An important point I want to mention if you haven’t already realised this in looking through the examples, is that the column names in the wide dataframe you are converting from are integral to you successfully reshaping data to long format with pivot_longer(). If your column names are of poor quality you WILL have problems and you may in fact have to give some time and thought to renaming columns in your dataframe so they will be more amenable to transforming. Aim for consistency in naming patterns across variables and beware of using separators that are the same. For example, the only reason I didn’t have more issues with a name like bp_month_0 was that I stripped out the month_ using the names_prefix argument, otherwise pivot_longer() wouldn’t know which _ to split at for the new clinical measure variable names. Had I wanted to retain the full month_0, month_1, etc as labels in the newly created month variable I would have had to rename the variables to something different - e.g. month0_bp or month.0_bp. So think carefully about the variables you are presented with - they may require some renaming before you do anything else.

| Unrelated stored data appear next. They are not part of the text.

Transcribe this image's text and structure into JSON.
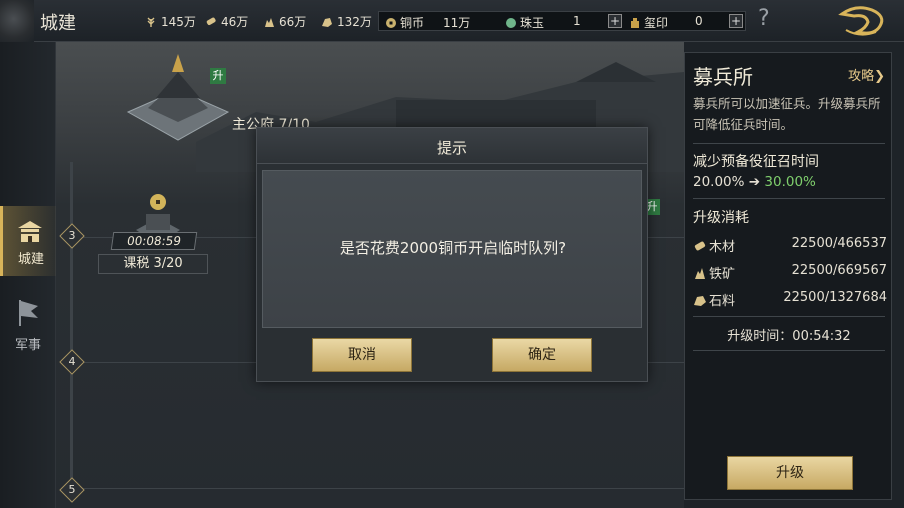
{
  "header": {
    "title": "城建",
    "resources": [
      {
        "icon": "wheat-icon",
        "value": "145万"
      },
      {
        "icon": "wood-icon",
        "value": "46万"
      },
      {
        "icon": "ore-icon",
        "value": "66万"
      },
      {
        "icon": "stone-icon",
        "value": "132万"
      }
    ],
    "currencies": [
      {
        "icon": "copper-coin-icon",
        "label": "铜币",
        "value": "11万"
      },
      {
        "icon": "jade-icon",
        "label": "珠玉",
        "value": "1"
      },
      {
        "icon": "seal-icon",
        "label": "玺印",
        "value": "0"
      }
    ],
    "help_symbol": "?"
  },
  "sidebar": {
    "items": [
      {
        "label": "城建",
        "icon": "city-icon",
        "active": true
      },
      {
        "label": "军事",
        "icon": "flag-icon",
        "active": false
      }
    ]
  },
  "scene": {
    "main_building": {
      "name": "主公府 7/10",
      "upgrade_badge": "升"
    },
    "tax": {
      "timer": "00:08:59",
      "label": "课税 3/20"
    },
    "side_badge": "升",
    "levels": [
      "3",
      "4",
      "5"
    ]
  },
  "panel": {
    "title": "募兵所",
    "guide_label": "攻略",
    "guide_arrow": "❯",
    "description": "募兵所可以加速征兵。升级募兵所可降低征兵时间。",
    "effect_title": "减少预备役征召时间",
    "effect_from": "20.00%",
    "effect_arrow": "➔",
    "effect_to": "30.00%",
    "cost_title": "升级消耗",
    "costs": [
      {
        "icon": "wood-icon",
        "name": "木材",
        "value": "22500/466537"
      },
      {
        "icon": "ore-icon",
        "name": "铁矿",
        "value": "22500/669567"
      },
      {
        "icon": "stone-icon",
        "name": "石料",
        "value": "22500/1327684"
      }
    ],
    "upgrade_time": "升级时间：00:54:32",
    "upgrade_button": "升级"
  },
  "dialog": {
    "title": "提示",
    "message": "是否花费2000铜币开启临时队列?",
    "cancel_label": "取消",
    "confirm_label": "确定"
  },
  "colors": {
    "accent_gold": "#d8b45a",
    "button_gold": "#c6a964",
    "effect_green": "#7fcf6d"
  }
}
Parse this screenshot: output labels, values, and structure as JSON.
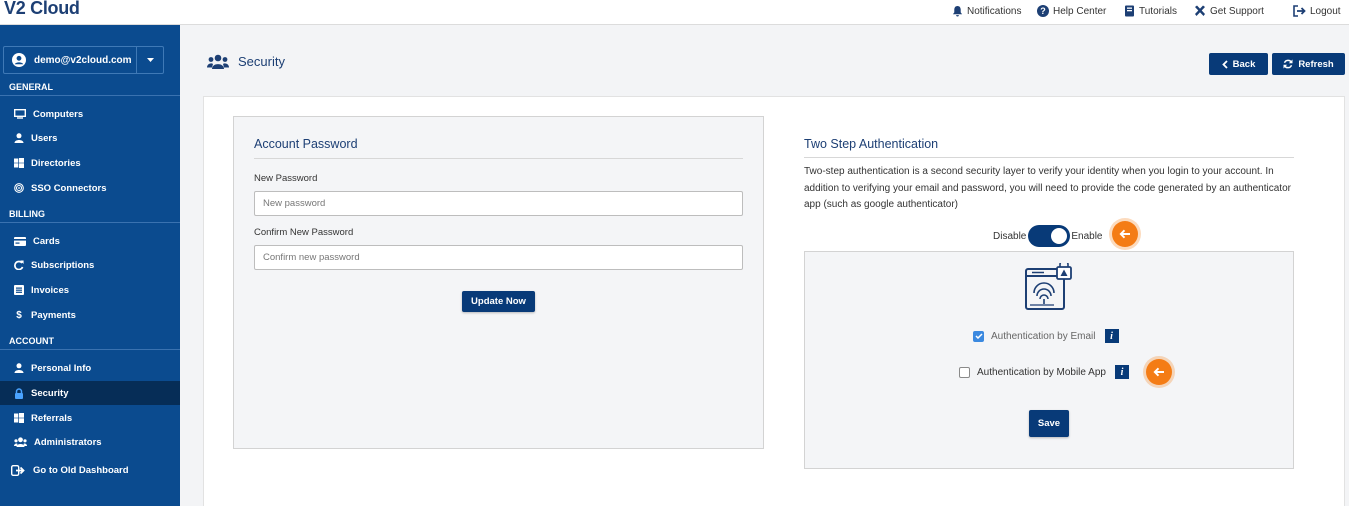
{
  "app": {
    "logo": "V2 Cloud"
  },
  "topnav": [
    {
      "label": "Notifications",
      "icon": "bell-icon"
    },
    {
      "label": "Help Center",
      "icon": "question-icon"
    },
    {
      "label": "Tutorials",
      "icon": "book-icon"
    },
    {
      "label": "Get Support",
      "icon": "tools-icon"
    },
    {
      "label": "Logout",
      "icon": "logout-icon"
    }
  ],
  "sidebar": {
    "account": "demo@v2cloud.com",
    "sections": {
      "general": "GENERAL",
      "billing": "BILLING",
      "account": "ACCOUNT"
    },
    "items": [
      {
        "label": "Computers",
        "icon": "monitor-icon"
      },
      {
        "label": "Users",
        "icon": "user-icon"
      },
      {
        "label": "Directories",
        "icon": "windows-icon"
      },
      {
        "label": "SSO Connectors",
        "icon": "fingerprint-icon"
      },
      {
        "label": "Cards",
        "icon": "credit-card-icon"
      },
      {
        "label": "Subscriptions",
        "icon": "redo-icon"
      },
      {
        "label": "Invoices",
        "icon": "invoice-icon"
      },
      {
        "label": "Payments",
        "icon": "dollar-icon"
      },
      {
        "label": "Personal Info",
        "icon": "user-icon"
      },
      {
        "label": "Security",
        "icon": "lock-icon",
        "active": true
      },
      {
        "label": "Referrals",
        "icon": "windows-icon"
      },
      {
        "label": "Administrators",
        "icon": "users-icon"
      },
      {
        "label": "Go to Old Dashboard",
        "icon": "sign-out-icon"
      }
    ]
  },
  "header": {
    "title": "Security",
    "back": "Back",
    "refresh": "Refresh"
  },
  "password": {
    "title": "Account Password",
    "new_label": "New Password",
    "new_placeholder": "New password",
    "confirm_label": "Confirm New Password",
    "confirm_placeholder": "Confirm new password",
    "submit": "Update Now"
  },
  "two_step": {
    "title": "Two Step Authentication",
    "description": "Two-step authentication is a second security layer to verify your identity when you login to your account. In addition to verifying your email and password, you will need to provide the code generated by an authenticator app (such as google authenticator)",
    "disable_label": "Disable",
    "enable_label": "Enable",
    "enabled": true,
    "email_option": "Authentication by Email",
    "email_checked": true,
    "mobile_option": "Authentication by Mobile App",
    "mobile_checked": false,
    "save": "Save"
  },
  "colors": {
    "sidebar": "#0b4b8f",
    "primary_button": "#083a78",
    "callout": "#f47c15"
  }
}
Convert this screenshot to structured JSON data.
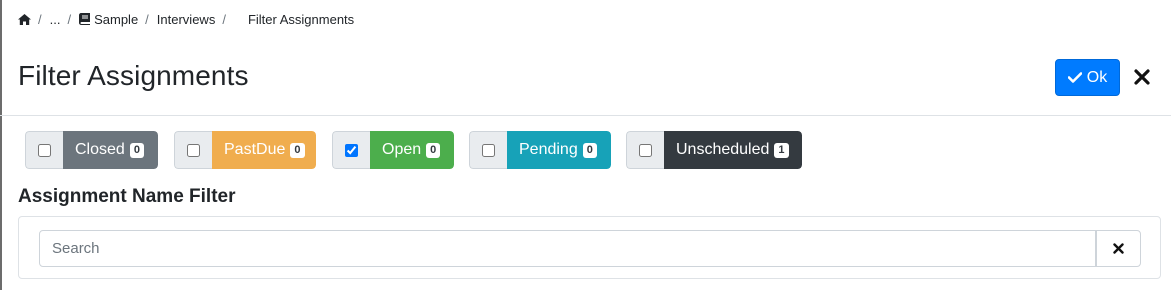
{
  "breadcrumb": {
    "home_icon": "home-icon",
    "separator": "/",
    "ellipsis": "...",
    "book_icon": "book-icon",
    "items": [
      "Sample",
      "Interviews",
      "Filter Assignments"
    ]
  },
  "header": {
    "title": "Filter Assignments",
    "ok_label": "Ok",
    "ok_icon": "check-icon",
    "close_icon": "close-icon"
  },
  "status_filters": [
    {
      "label": "Closed",
      "count": "0",
      "checked": false,
      "color": "#6c757d"
    },
    {
      "label": "PastDue",
      "count": "0",
      "checked": false,
      "color": "#f0ad4e"
    },
    {
      "label": "Open",
      "count": "0",
      "checked": true,
      "color": "#4cae4c"
    },
    {
      "label": "Pending",
      "count": "0",
      "checked": false,
      "color": "#17a2b8"
    },
    {
      "label": "Unscheduled",
      "count": "1",
      "checked": false,
      "color": "#343a40"
    }
  ],
  "name_filter": {
    "heading": "Assignment Name Filter",
    "placeholder": "Search",
    "value": "",
    "clear_icon": "close-icon"
  },
  "colors": {
    "primary": "#007bff",
    "divider": "#dee2e6"
  }
}
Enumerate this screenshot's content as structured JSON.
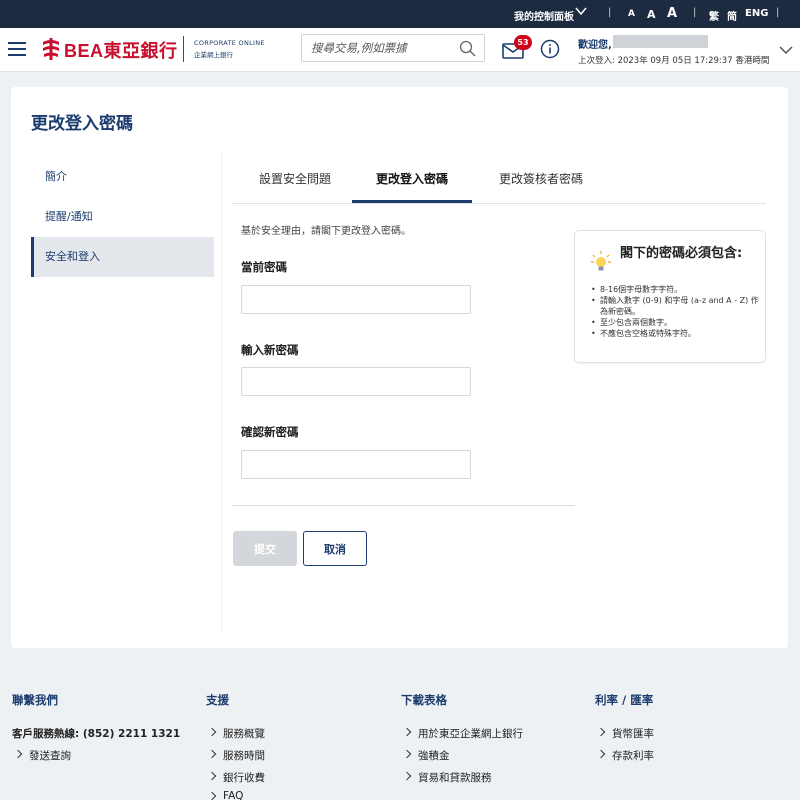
{
  "topbar": {
    "dashboard": "我的控制面板",
    "font_sizes": [
      "A",
      "A",
      "A"
    ],
    "lang_trad": "繁",
    "lang_simp": "简",
    "lang_eng": "ENG"
  },
  "header": {
    "logo_text": "BEA東亞銀行",
    "corporate_line1": "CORPORATE ONLINE",
    "corporate_line2": "企業網上銀行",
    "search_placeholder": "搜尋交易,例如票據",
    "mail_badge": "53",
    "welcome": "歡迎您,",
    "last_login": "上次登入: 2023年 09月 05日 17:29:37 香港時間"
  },
  "page": {
    "title": "更改登入密碼",
    "sidebar": [
      {
        "label": "簡介",
        "active": false
      },
      {
        "label": "提醒/通知",
        "active": false
      },
      {
        "label": "安全和登入",
        "active": true
      }
    ],
    "tabs": [
      {
        "label": "設置安全問題",
        "active": false
      },
      {
        "label": "更改登入密碼",
        "active": true
      },
      {
        "label": "更改簽核者密碼",
        "active": false
      }
    ],
    "intro": "基於安全理由，請閣下更改登入密碼。",
    "fields": [
      {
        "label": "當前密碼",
        "value": ""
      },
      {
        "label": "輸入新密碼",
        "value": ""
      },
      {
        "label": "確認新密碼",
        "value": ""
      }
    ],
    "submit_label": "提交",
    "cancel_label": "取消",
    "tips": {
      "title": "閣下的密碼必須包含:",
      "items": [
        "8-16個字母數字字符。",
        "請輸入數字 (0-9) 和字母 (a-z and A - Z) 作為新密碼。",
        "至少包含兩個數字。",
        "不應包含空格或特殊字符。"
      ]
    }
  },
  "footer": {
    "contact": {
      "heading": "聯繫我們",
      "hotline": "客戶服務熱線: (852) 2211 1321",
      "links": [
        "發送查詢"
      ]
    },
    "support": {
      "heading": "支援",
      "links": [
        "服務概覽",
        "服務時間",
        "銀行收費",
        "FAQ"
      ]
    },
    "downloads": {
      "heading": "下載表格",
      "links": [
        "用於東亞企業網上銀行",
        "強積金",
        "貿易和貸款服務"
      ]
    },
    "rates": {
      "heading": "利率 / 匯率",
      "links": [
        "貨幣匯率",
        "存款利率"
      ]
    }
  },
  "colors": {
    "navy": "#1c3d6e",
    "brand_red": "#c8102e",
    "topbar": "#1c2b40",
    "badge_red": "#d0021b"
  }
}
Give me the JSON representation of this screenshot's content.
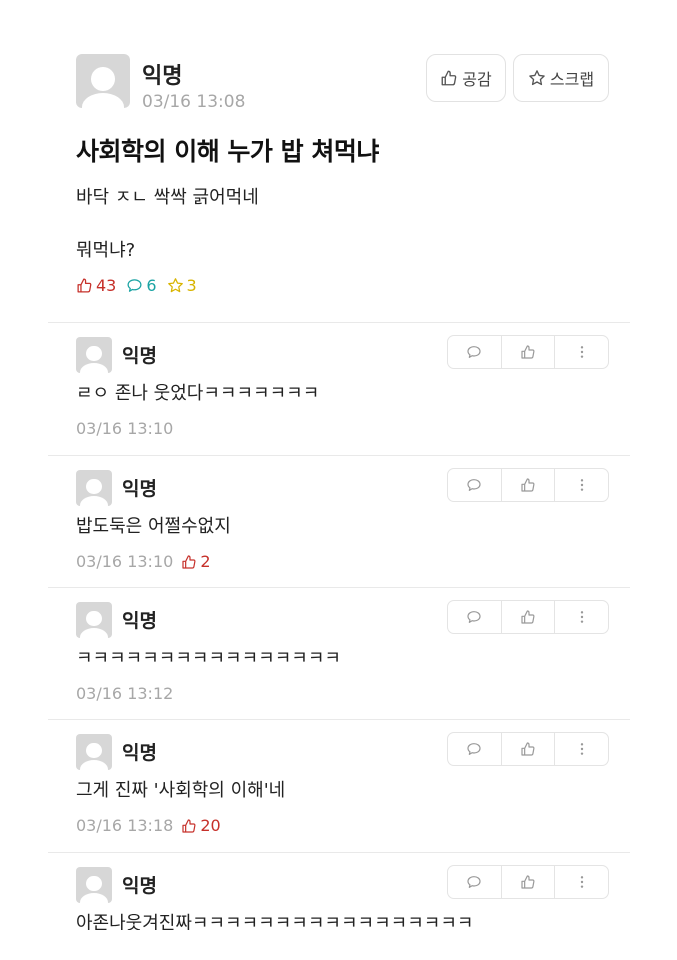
{
  "post": {
    "author": "익명",
    "time": "03/16 13:08",
    "like_button": "공감",
    "scrap_button": "스크랩",
    "title": "사회학의 이해 누가 밥 쳐먹냐",
    "body_line1": "바닥 ㅈㄴ 싹싹 긁어먹네",
    "body_line2": "뭐먹냐?",
    "likes": "43",
    "comments": "6",
    "scraps": "3"
  },
  "comments": [
    {
      "author": "익명",
      "text": "ㄹㅇ 존나 웃었다ㅋㅋㅋㅋㅋㅋㅋ",
      "time": "03/16 13:10",
      "votes": ""
    },
    {
      "author": "익명",
      "text": "밥도둑은 어쩔수없지",
      "time": "03/16 13:10",
      "votes": "2"
    },
    {
      "author": "익명",
      "text": "ㅋㅋㅋㅋㅋㅋㅋㅋㅋㅋㅋㅋㅋㅋㅋㅋ",
      "time": "03/16 13:12",
      "votes": ""
    },
    {
      "author": "익명",
      "text": "그게 진짜 '사회학의 이해'네",
      "time": "03/16 13:18",
      "votes": "20"
    },
    {
      "author": "익명",
      "text": "아존나웃겨진짜ㅋㅋㅋㅋㅋㅋㅋㅋㅋㅋㅋㅋㅋㅋㅋㅋㅋ",
      "time": "",
      "votes": ""
    }
  ],
  "colors": {
    "like": "#c6302a",
    "comment": "#1aa3a3",
    "scrap": "#d8b400",
    "muted": "#a7a7a7"
  },
  "icons": [
    "thumbs-up-icon",
    "star-icon",
    "speech-bubble-icon",
    "more-vertical-icon",
    "avatar-icon"
  ]
}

In case you’re wondering about the reshaping elephant in the room, no we haven’t talked today about reshaping in the opposite direction - long to wide. I’ll leave that one for another time. In many ways, pivot_wider() is complementary to it sister function and if you understand one you’ll quickly grasp the other. The primary difficulty in all of this is not so much the functions themselves, but the mental visualisation of the transformation. Once you have a handle on that, how to go about the coding starts to make more sense.